Lembro que, desde sempre, fui aquela pessoa que conversava muito, o tempo todo, com muitas pessoas, mas que em algum momento precisava ficar quieta. Hoje, eu entendo que é a minha individualidade precisando de espaço. Algumas pessoas realmente não querem ou não gostam de ficar consigo mesmas, outras fogem de qualquer situação em que tenham que ficar só. Eu não sou uma delas. Hoje, eu moro sozinha há três anos. Não é muito tempo se pensar bem, mas, foi um dos motivos que me fez crescer — bem na marra. Quando resolvi sair da casa dos meus pais, sabia que seria uma decisão difícil.
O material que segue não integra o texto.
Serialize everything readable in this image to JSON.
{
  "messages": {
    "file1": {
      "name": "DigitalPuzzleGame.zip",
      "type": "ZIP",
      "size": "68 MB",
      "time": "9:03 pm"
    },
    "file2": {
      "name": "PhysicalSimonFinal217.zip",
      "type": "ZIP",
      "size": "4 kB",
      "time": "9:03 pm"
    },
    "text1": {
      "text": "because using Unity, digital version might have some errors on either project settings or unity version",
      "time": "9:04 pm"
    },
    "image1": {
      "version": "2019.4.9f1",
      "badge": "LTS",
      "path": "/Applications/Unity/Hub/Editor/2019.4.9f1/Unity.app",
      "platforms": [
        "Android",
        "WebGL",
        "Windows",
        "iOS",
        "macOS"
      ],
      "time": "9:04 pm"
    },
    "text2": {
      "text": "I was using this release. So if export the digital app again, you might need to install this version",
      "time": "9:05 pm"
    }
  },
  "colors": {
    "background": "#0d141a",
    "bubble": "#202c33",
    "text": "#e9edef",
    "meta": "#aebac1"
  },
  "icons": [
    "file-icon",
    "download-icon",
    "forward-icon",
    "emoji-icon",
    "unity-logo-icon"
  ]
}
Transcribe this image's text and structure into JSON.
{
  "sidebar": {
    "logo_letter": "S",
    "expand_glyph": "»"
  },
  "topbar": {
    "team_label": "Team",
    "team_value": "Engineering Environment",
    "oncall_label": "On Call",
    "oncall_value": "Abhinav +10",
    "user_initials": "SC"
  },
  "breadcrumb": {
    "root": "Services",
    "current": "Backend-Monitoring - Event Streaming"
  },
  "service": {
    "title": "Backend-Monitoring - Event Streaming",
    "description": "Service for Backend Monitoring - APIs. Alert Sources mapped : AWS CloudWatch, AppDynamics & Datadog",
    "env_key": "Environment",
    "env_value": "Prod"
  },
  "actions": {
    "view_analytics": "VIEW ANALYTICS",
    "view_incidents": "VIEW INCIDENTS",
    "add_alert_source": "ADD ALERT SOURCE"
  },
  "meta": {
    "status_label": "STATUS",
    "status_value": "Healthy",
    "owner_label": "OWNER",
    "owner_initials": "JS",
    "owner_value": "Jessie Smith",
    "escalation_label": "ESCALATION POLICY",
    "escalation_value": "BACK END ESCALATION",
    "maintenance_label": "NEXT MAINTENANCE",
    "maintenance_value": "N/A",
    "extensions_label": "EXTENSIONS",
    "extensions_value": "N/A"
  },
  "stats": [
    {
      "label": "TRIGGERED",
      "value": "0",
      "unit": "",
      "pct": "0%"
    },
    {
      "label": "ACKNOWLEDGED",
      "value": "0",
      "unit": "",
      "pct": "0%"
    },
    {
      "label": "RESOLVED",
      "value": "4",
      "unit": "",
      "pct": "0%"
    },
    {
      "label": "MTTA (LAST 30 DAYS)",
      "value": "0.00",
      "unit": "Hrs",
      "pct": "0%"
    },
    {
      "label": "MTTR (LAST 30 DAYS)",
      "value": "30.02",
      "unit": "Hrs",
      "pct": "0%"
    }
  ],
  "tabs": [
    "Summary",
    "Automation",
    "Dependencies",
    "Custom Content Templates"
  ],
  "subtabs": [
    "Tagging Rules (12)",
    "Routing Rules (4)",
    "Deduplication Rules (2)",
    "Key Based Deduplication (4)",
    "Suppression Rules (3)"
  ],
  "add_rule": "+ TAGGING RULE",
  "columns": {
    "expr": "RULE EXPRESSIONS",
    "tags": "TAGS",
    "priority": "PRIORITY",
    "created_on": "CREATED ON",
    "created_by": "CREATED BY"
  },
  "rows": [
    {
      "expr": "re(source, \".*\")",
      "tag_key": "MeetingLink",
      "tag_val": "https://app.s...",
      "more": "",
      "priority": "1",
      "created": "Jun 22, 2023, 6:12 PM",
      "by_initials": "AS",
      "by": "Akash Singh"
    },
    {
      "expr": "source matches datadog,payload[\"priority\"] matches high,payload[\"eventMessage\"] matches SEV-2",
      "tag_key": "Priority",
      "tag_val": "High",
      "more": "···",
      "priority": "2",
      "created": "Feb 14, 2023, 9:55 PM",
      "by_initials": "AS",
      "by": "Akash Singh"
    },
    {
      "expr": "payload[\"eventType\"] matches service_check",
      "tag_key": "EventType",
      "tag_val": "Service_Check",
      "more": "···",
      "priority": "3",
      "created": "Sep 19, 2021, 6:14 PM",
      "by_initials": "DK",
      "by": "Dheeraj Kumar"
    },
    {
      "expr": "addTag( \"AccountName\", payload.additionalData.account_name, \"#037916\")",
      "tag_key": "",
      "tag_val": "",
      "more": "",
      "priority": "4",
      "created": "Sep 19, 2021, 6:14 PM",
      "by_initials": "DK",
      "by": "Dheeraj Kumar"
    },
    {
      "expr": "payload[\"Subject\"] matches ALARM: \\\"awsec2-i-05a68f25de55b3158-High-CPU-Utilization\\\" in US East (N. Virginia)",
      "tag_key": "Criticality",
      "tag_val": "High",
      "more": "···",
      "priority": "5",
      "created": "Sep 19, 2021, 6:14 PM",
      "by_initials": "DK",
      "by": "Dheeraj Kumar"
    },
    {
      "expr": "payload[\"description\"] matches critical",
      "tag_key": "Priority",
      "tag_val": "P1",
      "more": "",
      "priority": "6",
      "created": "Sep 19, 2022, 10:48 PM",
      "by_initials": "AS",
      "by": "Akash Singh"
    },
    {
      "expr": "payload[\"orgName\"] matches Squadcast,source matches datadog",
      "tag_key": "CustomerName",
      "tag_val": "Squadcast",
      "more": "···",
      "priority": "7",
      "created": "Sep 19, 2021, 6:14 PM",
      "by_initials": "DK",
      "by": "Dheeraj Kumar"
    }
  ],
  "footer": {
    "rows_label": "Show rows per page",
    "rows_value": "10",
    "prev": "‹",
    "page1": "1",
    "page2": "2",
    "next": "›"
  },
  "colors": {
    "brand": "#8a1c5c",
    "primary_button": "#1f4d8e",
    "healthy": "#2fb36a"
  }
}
Tudo era também questão de privilégio. Eu ganhava razoavelmente suficiente, não vim de outra cidade, não tinha nenhuma treta com a minha família — que continuou morando em bairros vizinhos — , eu apenas precisava do meu espaço, onde eu poderia expressar a minha individualidade e me tornar independente — uma visão meio que distorcida disso, na época. Eu achava que minha vida seria regada a festas, a amigos o tempo todo aparecendo e coisas do tipo, que eu iria praticar yoga em casa, que iria estudar muito, mas descobri de um jeito difícil coisas como: se eu largar esse objeto aqui, ele vai continuar aqui; se eu bagunçar essa merda de roupa, eu que vou ter que lidar com isso em algum momento, sem falar que essa pilha pode se transformar num monstro futuramente; contas de água, luz, internet e aluguel são o básico que furam o seu bolso todo mês, fora isso, tem mais uma porrada de coisa que pode aparecer e que vai te arrancar até do seu saldo negativo. A pior delas foi: se você perder o emprego, você vai se foder.
E, tudo bem.
Tudo bem porque as vezes a gente aprende assim mesmo. E assim a gente se levanta, pega nas mãos dos amiguinhos e fala: “só vamo”. E entende que individualidade é importante. Ter seu espaço é importante, mas ele geralmente tem que ser conquistado. E que até a sua individualidade pode estar no momento em que você se sente plena ao lado de várias pessoas, ao lado dx namoradx, ou sozinha, em casa, agarrando seus gatos ou olhando para o teto, refletindo que porra você está fazendo da vida. O melhor disso tudo, é quando você encontra respostas viáveis. E, se não tiver, que tenha força para buscá-las e que saiba curtir a sua própria companhia sem confundi-la com solidão (isso é tema para outro texto).